Losing My Daughter
Losing my daughter was the hardest thing I have ever had to go through in my life. Yes I have lost loved ones before but never has it hit me as bad as this. I feel guilty all the time though I am told by friends, family and my partner that it's not my fault but I can't help it. What hurt alot was the fact she only lived for five minutes after being born and I had to watch her struggling to breath wanting so much to trade places with her I would have given anything for it to be the other way around or even better to save her provide her with a chance at life but unfortunatly I wasn't able to do that and it haunts me everyday.
Everday since she died has been extremly hard some days I struggle to have the motavation to want to get out of bed to go do something, anything with my day. And when I can get up to go out I can't fully concentrate on what I have to do that day. I find myself asking why her? why my little girl? why do little ones get taken away at all?. It was way too soon for her to be taken I honestly don't know if I will ever recover or even find it alittle easier to live with, I don't handle loosing someone I love too well never have been able to so I don't think this will even get the slightest bit easier.
It's just soo painful, I find myself longing to have her in my arms to be able to look after her when I see people with their children and pregnant women. In a way I envy them but I don't want to be doing that I don't like that sometimes I do that but I can't help it sometimes I see parents with children and pregnant women in town or something and I think to myself they are soo lucky they are experiencing what I should be experiencing the joy of bringing up children loving them, caring for them.
Friends of mine have children which makes it even harder plus my partner has nephews but for some reason I find it easier to be around little boys than little girls. That's most probably because the baby I lost was my little girl so its painful to see little girls running round living life and having fun which leaves me thinking that it should be my little girl living life and having fun maybe not running around because she was only a baby but still living life.

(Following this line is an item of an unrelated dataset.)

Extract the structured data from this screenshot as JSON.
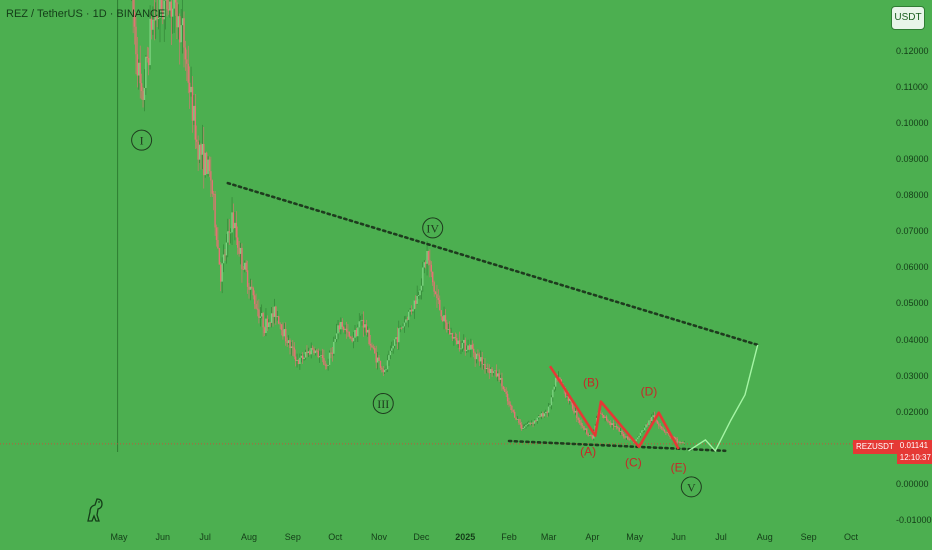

Family, friends and my partner have said I can go to any of them for chat but I find it hard to talk to them so that's why I have been looking for sites that provide forums or chat rooms for me to talk to parents who are going through the same thing as me I think it would really help. But I'm not sure how that would go as this is my first and hopefully my last experience of losing a child. I guess I am looking for advice maybe support from non-family members and a nice chat so I don't feel alone in this I know I have my partner but it does to be honest feel like it's just me sometimes not always but sometimes.